Le spectre de la jaunisse

Seul problème, les graines « arrivent au compte-gouttes », selon Cédric Benoist, qui n’est évidemment pas le seul à vouloir resemer son champ. « Il y a une pression terrible sur les semenciers, il faut qu’ils produisent, c’est comme les vaccins. C’est assez tendu, il y en a qui ne comprennent pas » le manque de disponibilité de semences, explique-t-il. L’une des deux coopératives avec laquelle il est sous contrat lui a livré des graines le matin même. Il remplit avec ce qu’il a la douzaine de bacs qui composent son semoir, large comme trois fois son tracteur, avant de parcourir ses terres de long en large.

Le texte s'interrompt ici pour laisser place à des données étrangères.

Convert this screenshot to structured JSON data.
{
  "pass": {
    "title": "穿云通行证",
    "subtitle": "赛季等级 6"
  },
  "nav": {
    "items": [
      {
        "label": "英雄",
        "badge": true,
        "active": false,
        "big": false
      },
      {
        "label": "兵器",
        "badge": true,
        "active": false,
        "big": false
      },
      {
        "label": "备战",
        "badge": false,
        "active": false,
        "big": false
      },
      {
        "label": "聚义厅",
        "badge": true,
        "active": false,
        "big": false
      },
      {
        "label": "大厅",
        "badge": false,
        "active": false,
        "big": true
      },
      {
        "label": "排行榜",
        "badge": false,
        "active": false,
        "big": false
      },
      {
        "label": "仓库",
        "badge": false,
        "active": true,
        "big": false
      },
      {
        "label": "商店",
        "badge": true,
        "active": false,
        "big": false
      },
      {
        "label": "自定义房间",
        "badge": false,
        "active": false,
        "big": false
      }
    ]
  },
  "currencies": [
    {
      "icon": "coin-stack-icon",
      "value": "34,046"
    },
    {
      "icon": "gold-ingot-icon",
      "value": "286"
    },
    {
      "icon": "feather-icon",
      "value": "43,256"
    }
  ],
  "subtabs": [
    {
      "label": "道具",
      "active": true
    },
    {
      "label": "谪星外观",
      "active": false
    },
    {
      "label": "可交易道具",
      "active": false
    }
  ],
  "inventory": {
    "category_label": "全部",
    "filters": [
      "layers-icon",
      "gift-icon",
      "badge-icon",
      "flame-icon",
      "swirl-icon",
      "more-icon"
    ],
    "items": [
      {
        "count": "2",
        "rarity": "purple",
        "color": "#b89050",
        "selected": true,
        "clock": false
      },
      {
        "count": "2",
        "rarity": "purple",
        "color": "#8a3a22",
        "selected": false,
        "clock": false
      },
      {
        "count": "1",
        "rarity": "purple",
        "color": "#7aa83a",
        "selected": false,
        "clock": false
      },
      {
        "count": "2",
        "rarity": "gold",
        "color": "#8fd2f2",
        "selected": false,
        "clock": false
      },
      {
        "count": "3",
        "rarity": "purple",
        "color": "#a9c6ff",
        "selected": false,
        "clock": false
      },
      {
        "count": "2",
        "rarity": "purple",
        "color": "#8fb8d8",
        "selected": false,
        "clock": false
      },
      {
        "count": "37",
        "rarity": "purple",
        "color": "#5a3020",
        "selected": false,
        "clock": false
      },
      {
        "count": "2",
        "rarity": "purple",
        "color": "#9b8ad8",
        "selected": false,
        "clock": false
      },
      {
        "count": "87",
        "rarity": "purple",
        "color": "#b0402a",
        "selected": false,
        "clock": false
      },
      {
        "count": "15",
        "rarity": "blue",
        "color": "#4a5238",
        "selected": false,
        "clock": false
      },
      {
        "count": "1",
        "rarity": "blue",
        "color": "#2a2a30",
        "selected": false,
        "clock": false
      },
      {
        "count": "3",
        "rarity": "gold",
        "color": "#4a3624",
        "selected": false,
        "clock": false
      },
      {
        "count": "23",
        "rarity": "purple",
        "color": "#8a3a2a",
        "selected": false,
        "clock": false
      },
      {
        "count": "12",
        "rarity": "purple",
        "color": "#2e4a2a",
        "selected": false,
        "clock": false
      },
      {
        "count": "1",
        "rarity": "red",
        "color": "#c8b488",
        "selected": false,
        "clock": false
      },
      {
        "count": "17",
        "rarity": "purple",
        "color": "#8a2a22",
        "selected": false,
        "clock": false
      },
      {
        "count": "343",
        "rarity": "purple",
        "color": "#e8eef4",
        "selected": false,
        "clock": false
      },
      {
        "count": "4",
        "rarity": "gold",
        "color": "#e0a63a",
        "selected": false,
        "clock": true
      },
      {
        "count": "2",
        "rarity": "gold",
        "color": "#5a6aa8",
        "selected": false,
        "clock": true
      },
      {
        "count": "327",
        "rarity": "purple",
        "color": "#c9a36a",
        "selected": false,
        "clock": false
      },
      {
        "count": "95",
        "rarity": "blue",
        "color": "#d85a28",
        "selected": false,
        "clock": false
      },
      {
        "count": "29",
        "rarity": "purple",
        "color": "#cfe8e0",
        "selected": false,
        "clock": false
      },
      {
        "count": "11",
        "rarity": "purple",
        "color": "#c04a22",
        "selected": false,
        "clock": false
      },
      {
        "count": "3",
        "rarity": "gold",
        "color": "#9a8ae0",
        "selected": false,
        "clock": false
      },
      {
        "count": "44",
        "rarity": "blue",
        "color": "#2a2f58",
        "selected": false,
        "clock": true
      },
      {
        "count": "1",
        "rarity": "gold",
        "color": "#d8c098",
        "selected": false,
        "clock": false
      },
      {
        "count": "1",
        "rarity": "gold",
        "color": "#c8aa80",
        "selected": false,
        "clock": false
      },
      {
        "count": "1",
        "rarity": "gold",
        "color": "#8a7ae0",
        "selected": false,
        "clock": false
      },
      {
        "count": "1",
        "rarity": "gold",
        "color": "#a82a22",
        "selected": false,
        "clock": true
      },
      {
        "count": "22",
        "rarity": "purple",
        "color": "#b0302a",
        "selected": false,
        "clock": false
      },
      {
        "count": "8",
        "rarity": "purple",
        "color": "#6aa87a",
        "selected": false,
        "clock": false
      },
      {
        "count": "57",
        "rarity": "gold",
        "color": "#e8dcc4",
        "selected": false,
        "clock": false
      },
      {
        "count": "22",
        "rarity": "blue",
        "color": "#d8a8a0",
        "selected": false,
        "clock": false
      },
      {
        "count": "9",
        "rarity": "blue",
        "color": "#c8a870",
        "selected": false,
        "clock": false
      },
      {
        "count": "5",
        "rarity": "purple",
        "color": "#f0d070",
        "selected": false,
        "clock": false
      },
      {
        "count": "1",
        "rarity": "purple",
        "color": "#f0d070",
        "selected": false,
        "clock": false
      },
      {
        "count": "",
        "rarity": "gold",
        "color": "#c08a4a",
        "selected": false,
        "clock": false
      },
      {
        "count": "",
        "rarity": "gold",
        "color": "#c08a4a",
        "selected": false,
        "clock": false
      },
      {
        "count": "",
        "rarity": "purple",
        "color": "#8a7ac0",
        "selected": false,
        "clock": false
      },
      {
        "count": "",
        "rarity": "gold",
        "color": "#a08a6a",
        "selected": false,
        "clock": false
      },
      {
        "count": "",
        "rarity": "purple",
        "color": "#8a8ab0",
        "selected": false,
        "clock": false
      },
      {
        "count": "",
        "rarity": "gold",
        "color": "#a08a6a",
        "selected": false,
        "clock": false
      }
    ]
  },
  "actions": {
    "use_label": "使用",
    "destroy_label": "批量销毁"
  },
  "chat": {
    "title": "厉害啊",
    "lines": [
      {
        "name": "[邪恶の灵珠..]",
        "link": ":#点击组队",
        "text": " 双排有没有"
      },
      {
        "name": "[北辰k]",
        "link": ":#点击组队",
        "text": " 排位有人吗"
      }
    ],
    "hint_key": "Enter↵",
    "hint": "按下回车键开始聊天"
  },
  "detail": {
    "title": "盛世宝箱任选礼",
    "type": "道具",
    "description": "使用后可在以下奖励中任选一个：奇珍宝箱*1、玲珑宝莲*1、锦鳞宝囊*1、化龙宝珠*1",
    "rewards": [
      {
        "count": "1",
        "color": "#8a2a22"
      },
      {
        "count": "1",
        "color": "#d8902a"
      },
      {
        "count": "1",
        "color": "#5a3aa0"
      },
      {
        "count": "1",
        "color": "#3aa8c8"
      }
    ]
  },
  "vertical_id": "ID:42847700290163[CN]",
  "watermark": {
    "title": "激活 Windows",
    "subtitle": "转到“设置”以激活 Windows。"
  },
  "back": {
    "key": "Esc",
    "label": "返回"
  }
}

« Les graines manquantes devraient être là ce week-end. En milieu de semaine, si tout va bien, tout devrait être resemé », assure toutefois l’agriculteur. Sous un ciel changeant, avec une épaisse couverture nuageuse, le fond de l’air reste frais, ce qui rend finalement moins graves ces petites difficultés logistiques : « on continue d’avoir des gelées à – 2, – 3 degrés, depuis une semaine, ça empêche la reprise de la végétation ».

Ce n’est d’ailleurs pas ce qui l’inquiète le plus : « On n’a pas droit à un deuxième semi en semences néonicotinoïdes, donc on prend un deuxième risque vis-à-vis de la jaunisse », explique-t-il en référence à cette maladie causée par un puceron vert qui a occasionné de lourdes pertes de rendements en 2020 et amené le gouvernement à réautoriser provisoirement l’usage des insecticides controversés car « tueurs d’abeilles », en enrobage de semences.

La crainte de Cédric Benoist est compréhensible : le plus fort du gel est tombé pile dans les régions touchées par la jaunisse l’année dernière, au sud de Paris, selon le syndicat des betteraviers. Ce qui amène l’agriculteur à se demander en conclusion: « Qu’est-ce qu’on a fait au bon Dieu ? », en riant, un brin désabusé.